Shares of Avis Budget Group (NASDAQ:CAR), a vehicle rental company, jumped more than 11% higher early Wednesday, despite dismal operating results during COVID-19, as the company's actions to reduce its fleet size and costs could set the stage for positive adjusted EBITDA for the remainder of 2020.
Avis' second quarter is really a mixed bag that contains equal parts dismal and impressive results. COVID-19 obviously shattered the company's business as travel and transportation slowed to a near standstill during the second quarter. Revenue dropped 67.5% to $760 million compared to the prior year and adjusted earnings per share checked in with a $5.60 loss. While those figures are abysmal, the top and bottom lines actually beat Wall Street estimates.

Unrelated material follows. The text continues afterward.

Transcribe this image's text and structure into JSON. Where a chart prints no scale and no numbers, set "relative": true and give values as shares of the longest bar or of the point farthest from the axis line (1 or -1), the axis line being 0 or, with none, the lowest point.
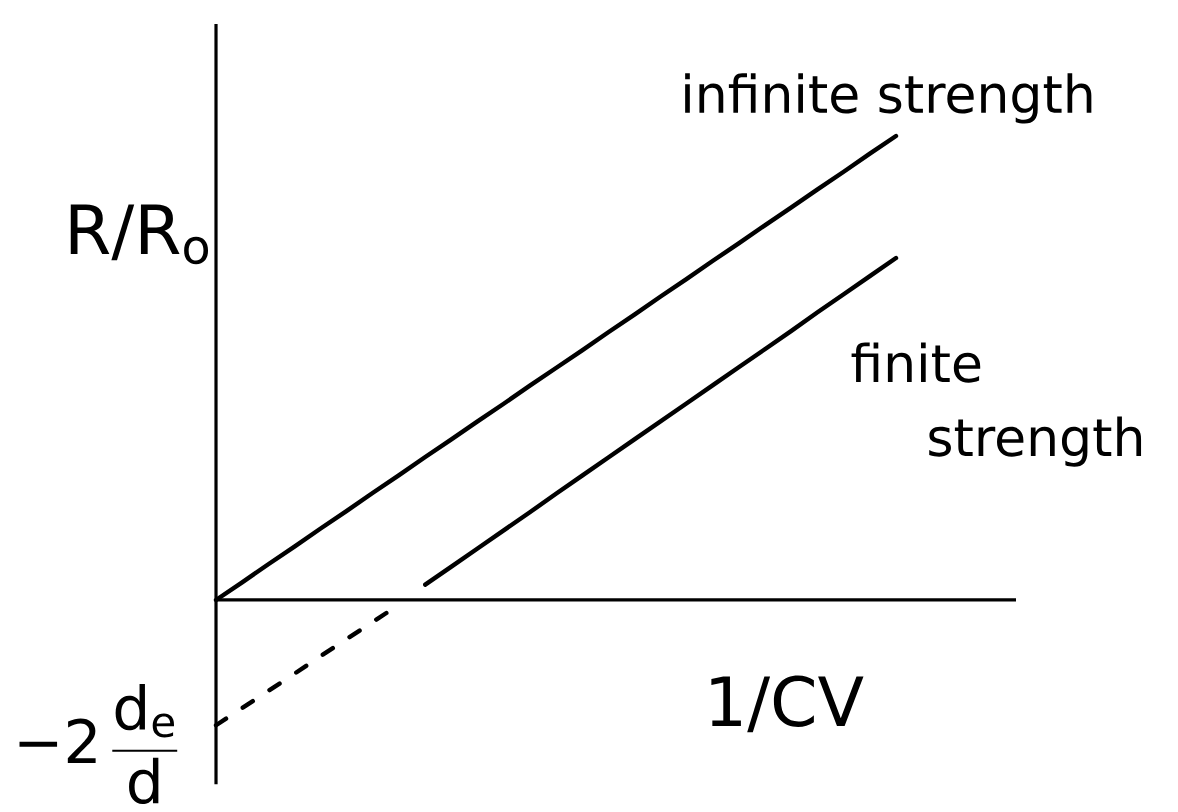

What's also important for investors to recognize is the company's ability to adjust and cut costs. Management is targeting to save over $2.5 billion on an annualized basis and has sequentially improved its adjusted EBITDA results every single month since COVID-19 hit, actually reaching positive adjusted EBITDA in the Americas segment during June. Management originally estimated its second-quarter cash burn would be a significant $900 million chunk of its $1.5 billion liquidity, but the actual cash burn checked in at $580 million thanks to the company downsizing its fleet and other cost removal initiatives.
Investors have reason to be optimistic despite the dismal financial figures from Avis' second quarter. Management deserves a lot of credit for its ability to raise liquidity while significantly reducing cash burn. Let's not forget that Avis was able to take steps to stabilize its business at a time when Hertz Global Holdings (NYSE:HTZ) was forced to file for bankruptcy protection. While what happens with Hertz is yet to be determined, it's generally believed that Avis will stand to benefit from the development once travel and transportation returns to some realm of normalcy.